Can you imagine, then, what temptations it poses if you are some aspiring scribe and editor in the late second century who thinks that at least the gospels could withstand a good going-over? Perhaps you are unusually bothered, or the people of your community confused, by what you and they see as myriad repetitions, lacunae, and inconsistencies? What harm might there be in picking up your Red Redacting Stylus and tidying up Matthew, Mark, Luke, and John (inter alia)? 

Many Christians today are recoiling in horror at these very questions, but are only able to do so with the benefit of living after the "canon question" was settled, and more recently after centuries of fights about scriptural inerrancy, infallibility, and other talismanic phrases pounded into their heads.
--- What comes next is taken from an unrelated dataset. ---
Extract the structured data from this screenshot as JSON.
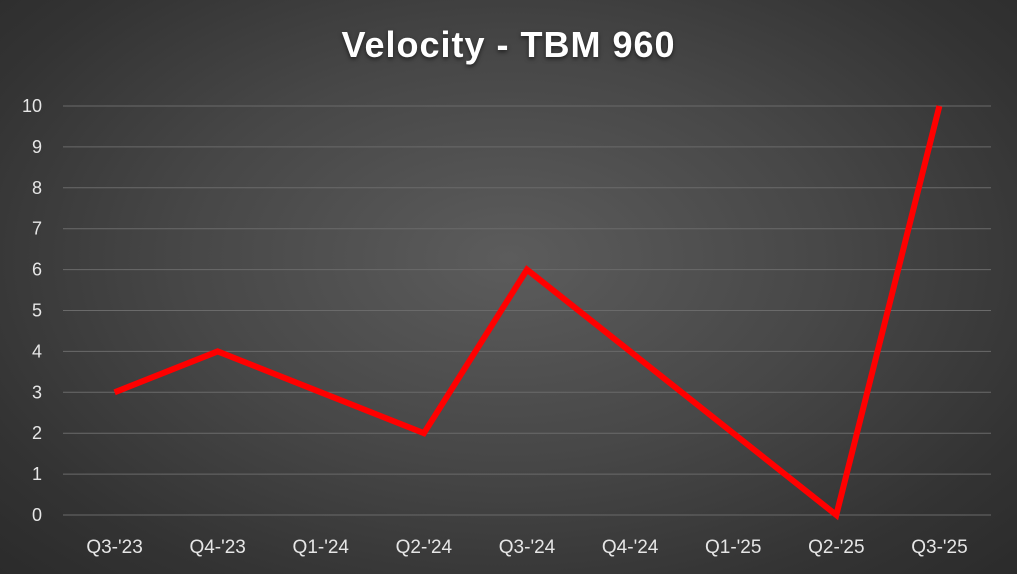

Put all that aside for a time and spare a thought for Tatian the Assyrian and his efforts with the singularly synthesized gospel we know as the Diatessaron, newly studied in Tatian's Diatessaron: Composition, Redaction, Recension, and Reception by James W. Barker (Oxford UP, November 2021), 168pp.

About this book the publisher tells us this:

In the late-second century, Tatian the Assyrian constructed a new Gospel by intricately harmonizing Matthew, Mark, Luke, and John. Tatian's work became known as the Diatessaron, since it was derived 'out of the four' eventually canonical Gospels. Though it circulated widely for centuries, the Diatessaron disappeared in antiquity. Nevertheless, numerous ancient and medieval harmonies survive in various languages. Some texts are altogether independent of the Diatessaron, while others are definitely related. Yet even Tatian's known descendants differ in large and small ways, so attempts at reconstruction have proven confounding. In this book James W. Barker forges a new path in Diatessaron studies.

Covering the widest array of manuscript evidence to date, Tatian's Diatessaron reconstructs the compositional and editorial practices by which Tatian wrote his Gospel. By sorting every extant witnesses according to its narrative sequence, the macrostructure of Tatian's Gospel becomes clear. Despite many shared agreements, there remain significant divergences between eastern and western witnesses. This book argues that the eastern ones preserve Tatian's order, whereas the western texts descend from a fourth-century recension of the Diatessaron. Victor of Capua and his scribe used the recension to produce the Latin Codex Fuldensis in the sixth century. More controversially, Barker offers new evidence that late medieval texts such as the Middle Dutch Stuttgart harmony independently preserve traces of the western recension. This study uncovers the composition and reception history behind one of early Christianity's most elusive texts.